The new international deal emerging from Peru is an important step, but it’s not nearly enough to stabilize our climate, or rectify the injustice that those most affected are least responsible. Much like institutionalized racism and classism, truly solving climate requires a systematic change in our thinking. It requires us to not just demand change from our leaders, but to also look within ourselves to see the seeds of both problem and solution, and appreciate the common humanity connected to our daily decisions.
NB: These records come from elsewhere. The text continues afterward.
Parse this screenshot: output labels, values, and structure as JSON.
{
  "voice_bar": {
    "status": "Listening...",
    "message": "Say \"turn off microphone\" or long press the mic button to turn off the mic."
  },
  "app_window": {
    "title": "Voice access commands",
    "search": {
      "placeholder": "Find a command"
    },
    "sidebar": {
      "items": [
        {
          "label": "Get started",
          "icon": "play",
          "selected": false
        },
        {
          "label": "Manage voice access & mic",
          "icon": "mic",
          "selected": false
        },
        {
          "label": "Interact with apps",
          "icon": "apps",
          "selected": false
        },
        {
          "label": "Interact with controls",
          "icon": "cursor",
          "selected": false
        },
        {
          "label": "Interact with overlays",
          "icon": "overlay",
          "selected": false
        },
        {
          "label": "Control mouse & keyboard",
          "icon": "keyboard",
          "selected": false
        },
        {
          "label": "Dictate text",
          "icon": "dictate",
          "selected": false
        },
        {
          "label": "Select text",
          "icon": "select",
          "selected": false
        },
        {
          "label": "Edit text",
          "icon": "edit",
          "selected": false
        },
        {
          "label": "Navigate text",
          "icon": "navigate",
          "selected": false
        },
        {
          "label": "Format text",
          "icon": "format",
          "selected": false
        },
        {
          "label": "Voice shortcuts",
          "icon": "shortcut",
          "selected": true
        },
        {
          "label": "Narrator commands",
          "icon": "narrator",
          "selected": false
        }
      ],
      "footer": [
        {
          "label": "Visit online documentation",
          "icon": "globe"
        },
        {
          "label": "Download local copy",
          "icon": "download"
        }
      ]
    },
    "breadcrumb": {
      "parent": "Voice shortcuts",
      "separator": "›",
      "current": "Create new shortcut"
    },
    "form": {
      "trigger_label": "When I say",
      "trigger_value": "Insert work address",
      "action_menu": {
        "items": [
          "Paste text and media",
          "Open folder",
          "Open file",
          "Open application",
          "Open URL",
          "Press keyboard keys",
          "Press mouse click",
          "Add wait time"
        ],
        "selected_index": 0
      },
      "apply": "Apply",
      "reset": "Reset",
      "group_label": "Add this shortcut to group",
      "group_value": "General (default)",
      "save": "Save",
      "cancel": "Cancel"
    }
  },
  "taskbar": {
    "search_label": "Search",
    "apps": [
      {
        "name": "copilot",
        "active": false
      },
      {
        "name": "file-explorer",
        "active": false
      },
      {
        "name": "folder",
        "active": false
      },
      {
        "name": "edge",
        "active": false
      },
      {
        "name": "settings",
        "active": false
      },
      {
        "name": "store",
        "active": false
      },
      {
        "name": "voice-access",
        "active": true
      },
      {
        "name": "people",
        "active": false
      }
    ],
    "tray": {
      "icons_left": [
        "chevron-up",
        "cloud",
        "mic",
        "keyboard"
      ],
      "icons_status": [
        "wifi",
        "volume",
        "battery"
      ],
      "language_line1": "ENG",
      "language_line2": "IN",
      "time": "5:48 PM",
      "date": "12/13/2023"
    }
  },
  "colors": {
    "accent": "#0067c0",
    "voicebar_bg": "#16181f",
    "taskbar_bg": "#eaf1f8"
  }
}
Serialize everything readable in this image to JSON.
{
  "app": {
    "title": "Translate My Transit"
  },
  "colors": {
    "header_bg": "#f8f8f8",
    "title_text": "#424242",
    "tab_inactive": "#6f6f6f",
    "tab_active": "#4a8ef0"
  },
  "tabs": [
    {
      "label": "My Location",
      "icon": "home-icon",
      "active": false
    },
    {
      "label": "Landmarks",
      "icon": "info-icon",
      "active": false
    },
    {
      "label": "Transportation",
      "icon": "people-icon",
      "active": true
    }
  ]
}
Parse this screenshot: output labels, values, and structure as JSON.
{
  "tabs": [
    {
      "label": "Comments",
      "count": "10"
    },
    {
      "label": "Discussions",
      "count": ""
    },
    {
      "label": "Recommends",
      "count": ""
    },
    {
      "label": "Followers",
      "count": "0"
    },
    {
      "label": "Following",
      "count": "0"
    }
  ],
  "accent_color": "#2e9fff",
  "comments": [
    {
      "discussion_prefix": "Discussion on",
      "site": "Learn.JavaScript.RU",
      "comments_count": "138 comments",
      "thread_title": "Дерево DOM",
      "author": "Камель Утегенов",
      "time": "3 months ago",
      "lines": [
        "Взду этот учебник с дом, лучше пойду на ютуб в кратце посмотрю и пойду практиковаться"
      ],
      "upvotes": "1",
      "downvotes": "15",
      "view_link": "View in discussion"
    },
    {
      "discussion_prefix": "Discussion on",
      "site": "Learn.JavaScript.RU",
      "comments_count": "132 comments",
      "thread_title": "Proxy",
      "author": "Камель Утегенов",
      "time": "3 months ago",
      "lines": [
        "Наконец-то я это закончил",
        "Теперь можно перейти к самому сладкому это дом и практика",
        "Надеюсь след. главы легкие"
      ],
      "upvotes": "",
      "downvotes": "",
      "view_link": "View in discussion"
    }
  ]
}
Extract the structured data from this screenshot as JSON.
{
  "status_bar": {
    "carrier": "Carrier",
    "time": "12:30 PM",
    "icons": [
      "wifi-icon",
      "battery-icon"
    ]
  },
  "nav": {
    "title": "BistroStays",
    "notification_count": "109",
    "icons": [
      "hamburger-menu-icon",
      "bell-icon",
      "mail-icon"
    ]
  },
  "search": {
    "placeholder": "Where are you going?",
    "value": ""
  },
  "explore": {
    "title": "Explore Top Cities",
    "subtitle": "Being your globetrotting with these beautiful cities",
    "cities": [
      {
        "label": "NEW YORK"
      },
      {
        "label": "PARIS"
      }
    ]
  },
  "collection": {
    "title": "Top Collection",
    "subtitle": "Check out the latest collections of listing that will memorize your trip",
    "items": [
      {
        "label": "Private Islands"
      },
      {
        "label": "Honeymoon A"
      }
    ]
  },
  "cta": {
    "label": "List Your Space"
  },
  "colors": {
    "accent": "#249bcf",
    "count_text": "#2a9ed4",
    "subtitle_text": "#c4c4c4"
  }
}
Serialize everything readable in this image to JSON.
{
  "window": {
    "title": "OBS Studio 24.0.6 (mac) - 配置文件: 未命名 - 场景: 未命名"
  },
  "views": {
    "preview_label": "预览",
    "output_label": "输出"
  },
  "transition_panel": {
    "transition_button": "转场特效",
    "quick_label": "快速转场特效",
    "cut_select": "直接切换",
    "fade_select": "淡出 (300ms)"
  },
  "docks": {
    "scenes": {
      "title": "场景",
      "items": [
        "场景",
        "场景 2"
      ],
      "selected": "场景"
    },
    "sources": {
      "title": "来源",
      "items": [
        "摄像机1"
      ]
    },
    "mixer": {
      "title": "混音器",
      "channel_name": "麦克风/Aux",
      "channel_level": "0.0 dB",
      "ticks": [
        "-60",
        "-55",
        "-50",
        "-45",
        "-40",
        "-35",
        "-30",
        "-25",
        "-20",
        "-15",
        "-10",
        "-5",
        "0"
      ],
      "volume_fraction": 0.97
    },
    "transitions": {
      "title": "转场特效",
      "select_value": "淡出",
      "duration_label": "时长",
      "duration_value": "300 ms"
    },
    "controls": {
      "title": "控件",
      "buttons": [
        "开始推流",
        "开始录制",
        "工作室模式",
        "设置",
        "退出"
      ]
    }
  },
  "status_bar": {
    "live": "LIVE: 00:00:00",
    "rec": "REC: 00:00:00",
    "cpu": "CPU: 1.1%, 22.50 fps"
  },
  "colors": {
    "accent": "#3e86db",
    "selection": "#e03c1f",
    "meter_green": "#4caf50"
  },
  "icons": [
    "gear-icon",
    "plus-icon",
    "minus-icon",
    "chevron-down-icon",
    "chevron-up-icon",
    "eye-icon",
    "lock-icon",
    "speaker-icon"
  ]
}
The good news is that we already know all the clean energy technologies and policies needed for an equitable climate future. What’s still missing is enough collective will to implement and pay for clean solutions. We need to push our governments, companies, communities, investments and own lifestyle choices away from fossil fuels. Solar and wind power can now be cheaper than fossil options, but we need to reengineer our electrical grid much more quickly, demonstrating to the rest of the world that prosperity and climate equity can walk hand-in-hand, and forever dispelling the myth that development requires dirty energy. Perhaps most importantly, we need to talk about why climate matters with all our loved ones, reframing the issue from ivory tower environmentalism to an honest discussion of equity, justice, common purpose and shared responsibility.
We have the power to enact climate justice, but scaling up solutions depends as much on the stories we tell, and the alliances we forge, as it does on the technologies we have at our disposal. If we truly believe #BlackLivesMatter, then we have a duty to stop climate change as quickly as possible. Many more lives will be lost until we harness our collective outrage into collaborative action.